We have put together a committee of about 20 advisors, most of whom are somewhat younger and are more interested in having this platform available to their clients. We are continuing to figure out exactly how they would use it and what they would want, so we can complete the final pieces of it and make it available for clients.
For example, what many advisors want is [that] the client can go in, look at everything. They could make trades, but before that trade went through, the advisor would look at it and say, ‘Yes,’ and push a button in order to [complete the trade]. The client will know that the advisor’s going to take a look before it happens and the trades might be delayed. It’s not designed for someone else who wants to trade actively.
We know that even today, and certainly 10 years from now, the client with $20 million isn’t going to do business with you if you don’t have a pretty sophisticated interface that looks a little bit more like a Betterment, combined with the stuff we already have. It’s really a question of building what the advisors want and that’s what we’re doing.
Dolber: You sometimes have to step out and say, ‘What is the advisor going to need?’ You’ve got to look forward. I do believe I see some changes in there. We built our platforms so that it doesn’t make a difference where the asset’s held.
[Advisors will] plug into the network, be able to illustrate, propose, model, bill, execute [and] invoice, end to end. ‘You want to be in my network? Yeah, you can put your products in my network.’

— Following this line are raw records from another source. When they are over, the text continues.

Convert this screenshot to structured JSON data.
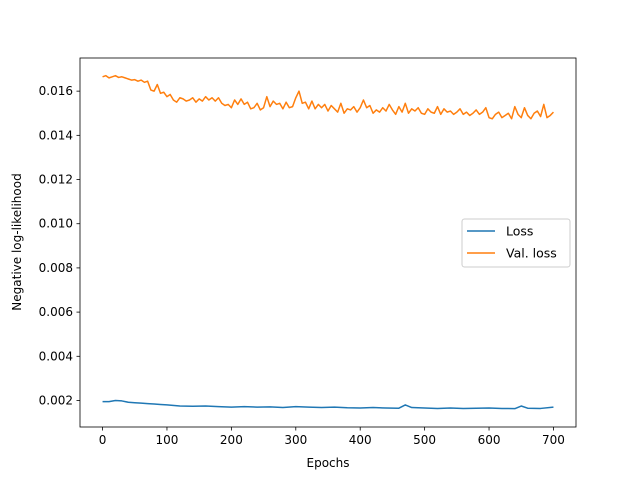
{
  "chart_data": {
    "type": "line",
    "title": "",
    "xlabel": "Epochs",
    "ylabel": "Negative log-likelihood",
    "xlim": [
      -35,
      735
    ],
    "ylim": [
      0.0008,
      0.0175
    ],
    "xticks": [
      0,
      100,
      200,
      300,
      400,
      500,
      600,
      700
    ],
    "xtick_labels": [
      "0",
      "100",
      "200",
      "300",
      "400",
      "500",
      "600",
      "700"
    ],
    "yticks": [
      0.002,
      0.004,
      0.006,
      0.008,
      0.01,
      0.012,
      0.014,
      0.016
    ],
    "ytick_labels": [
      "0.002",
      "0.004",
      "0.006",
      "0.008",
      "0.010",
      "0.012",
      "0.014",
      "0.016"
    ],
    "grid": false,
    "legend_position": "center-right",
    "series": [
      {
        "name": "Loss",
        "color": "#1f77b4",
        "x": [
          0,
          10,
          20,
          30,
          40,
          50,
          60,
          70,
          80,
          90,
          100,
          120,
          140,
          160,
          180,
          200,
          220,
          240,
          260,
          280,
          300,
          320,
          340,
          360,
          380,
          400,
          420,
          440,
          460,
          470,
          480,
          500,
          520,
          540,
          560,
          580,
          600,
          620,
          640,
          650,
          660,
          680,
          700
        ],
        "y": [
          0.00195,
          0.00195,
          0.002,
          0.00198,
          0.00192,
          0.0019,
          0.00188,
          0.00186,
          0.00184,
          0.00182,
          0.0018,
          0.00175,
          0.00174,
          0.00175,
          0.00172,
          0.0017,
          0.00172,
          0.0017,
          0.00171,
          0.00168,
          0.00172,
          0.0017,
          0.00168,
          0.0017,
          0.00167,
          0.00166,
          0.00168,
          0.00166,
          0.00165,
          0.0018,
          0.00168,
          0.00166,
          0.00164,
          0.00166,
          0.00164,
          0.00165,
          0.00166,
          0.00164,
          0.00163,
          0.00175,
          0.00165,
          0.00164,
          0.0017
        ]
      },
      {
        "name": "Val. loss",
        "color": "#ff7f0e",
        "x": [
          0,
          5,
          10,
          15,
          20,
          25,
          30,
          35,
          40,
          45,
          50,
          55,
          60,
          65,
          70,
          75,
          80,
          85,
          90,
          95,
          100,
          105,
          110,
          115,
          120,
          125,
          130,
          135,
          140,
          145,
          150,
          155,
          160,
          165,
          170,
          175,
          180,
          185,
          190,
          195,
          200,
          205,
          210,
          215,
          220,
          225,
          230,
          235,
          240,
          245,
          250,
          255,
          260,
          265,
          270,
          275,
          280,
          285,
          290,
          295,
          300,
          305,
          310,
          315,
          320,
          325,
          330,
          335,
          340,
          345,
          350,
          355,
          360,
          365,
          370,
          375,
          380,
          385,
          390,
          395,
          400,
          405,
          410,
          415,
          420,
          425,
          430,
          435,
          440,
          445,
          450,
          455,
          460,
          465,
          470,
          475,
          480,
          485,
          490,
          495,
          500,
          505,
          510,
          515,
          520,
          525,
          530,
          535,
          540,
          545,
          550,
          555,
          560,
          565,
          570,
          575,
          580,
          585,
          590,
          595,
          600,
          605,
          610,
          615,
          620,
          625,
          630,
          635,
          640,
          645,
          650,
          655,
          660,
          665,
          670,
          675,
          680,
          685,
          690,
          695,
          700
        ],
        "y": [
          0.01665,
          0.0167,
          0.0166,
          0.01665,
          0.0167,
          0.01662,
          0.01665,
          0.0166,
          0.01655,
          0.0165,
          0.01652,
          0.01645,
          0.0165,
          0.0164,
          0.01645,
          0.01605,
          0.016,
          0.0163,
          0.0159,
          0.01595,
          0.01575,
          0.01585,
          0.0156,
          0.0155,
          0.0157,
          0.01565,
          0.01555,
          0.0156,
          0.0157,
          0.0155,
          0.01565,
          0.01555,
          0.01575,
          0.0156,
          0.0157,
          0.01555,
          0.0157,
          0.01545,
          0.01535,
          0.0154,
          0.01525,
          0.0156,
          0.0154,
          0.01565,
          0.0154,
          0.0155,
          0.0152,
          0.01525,
          0.01545,
          0.01515,
          0.01525,
          0.01575,
          0.0153,
          0.01555,
          0.0154,
          0.01545,
          0.0152,
          0.0155,
          0.01525,
          0.0153,
          0.0157,
          0.016,
          0.01545,
          0.0155,
          0.0152,
          0.01555,
          0.0152,
          0.0154,
          0.01525,
          0.0154,
          0.0151,
          0.01535,
          0.0152,
          0.01505,
          0.01545,
          0.015,
          0.0152,
          0.01515,
          0.0153,
          0.01505,
          0.01525,
          0.0156,
          0.01525,
          0.01535,
          0.015,
          0.01515,
          0.01505,
          0.01525,
          0.0151,
          0.0154,
          0.01515,
          0.01495,
          0.0153,
          0.01505,
          0.01545,
          0.015,
          0.0152,
          0.0151,
          0.01525,
          0.015,
          0.01495,
          0.0152,
          0.01505,
          0.015,
          0.0153,
          0.01495,
          0.0152,
          0.01505,
          0.0151,
          0.01495,
          0.01505,
          0.0152,
          0.01495,
          0.01505,
          0.0149,
          0.015,
          0.01515,
          0.01495,
          0.01505,
          0.01525,
          0.0148,
          0.01475,
          0.01495,
          0.01505,
          0.0148,
          0.0149,
          0.015,
          0.01475,
          0.0153,
          0.01495,
          0.0148,
          0.01525,
          0.0149,
          0.01475,
          0.015,
          0.0151,
          0.01485,
          0.0154,
          0.0148,
          0.0149,
          0.01505
        ]
      }
    ]
  }
}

The challenge, of course, is to calculate where you make your money with that, but first things first. You can’t have a network without having a client portal. I don’t mean what most broker-dealers have right now where a client can go to the broker-dealer’s site, and they can log in to Albridge, log in to Morningstar. I’m talking about a real client portal, which the banks have. The client portal that TD [Ameritrade] has because they deal directly with the public.
The independent broker-dealer has not really built true handshake portals with the client, where the client is logging in the way a broker logs in to a portal, and then being directed to services, and they see things in a unified, secure way.
Schwartz: Historically, it wasn’t done because it was the rep’s client; [they] didn’t want them dealing directly with us. The rep would say, ‘Why are you selling him services that I don’t even know why you’re selling them to them?’
Obviously, with a robo client portal, that’s why we’re trying to figure out with the advisors how they stay in the loop, so nothing happens without them being aware of it. It’s a value-add to them, not a competition.
DeVito: What’s going to allow JP [Morgan] or any other firm [to give] you access to their accounts when there’s a rep on that side? What about the regulatory side of it where you need to be registered to do it? Unless you’re going to go completely RIA, and then they’re just a trusted advisor on that side of the business only. Right now there’s too many things in your way to do that.
Dolber: It’s going to take some regulatory change. I’ll give an example: Your medical records. Every time I go to the doctor they make me fill out another bloody thing. I’m saying, ‘Don’t you have this stuff online?’ HIPAA rules have to be changed.
That’s why you have Yodlee and CashEdge because the only way you can get that data is by having the institution for the advisor log in as the client and screen scrape the data.
DeVito: Not only will [you need] regulatory change, you’re going to need regulatory complete reversal and change.
Green: In what way?
DeVito: They’re adding more regulations for our own clients, so they’re tightening up all the regulations for what you have control over. Imagine them now saying [I have] to give up control of that asset theoretically to a trusted advisor who’s not with you. Why would I take the risk when I have my advisor already in it? Who’s going to be the supervisor? Who’s going to be the DOL?
Dolber: Where the asset is held is immaterial.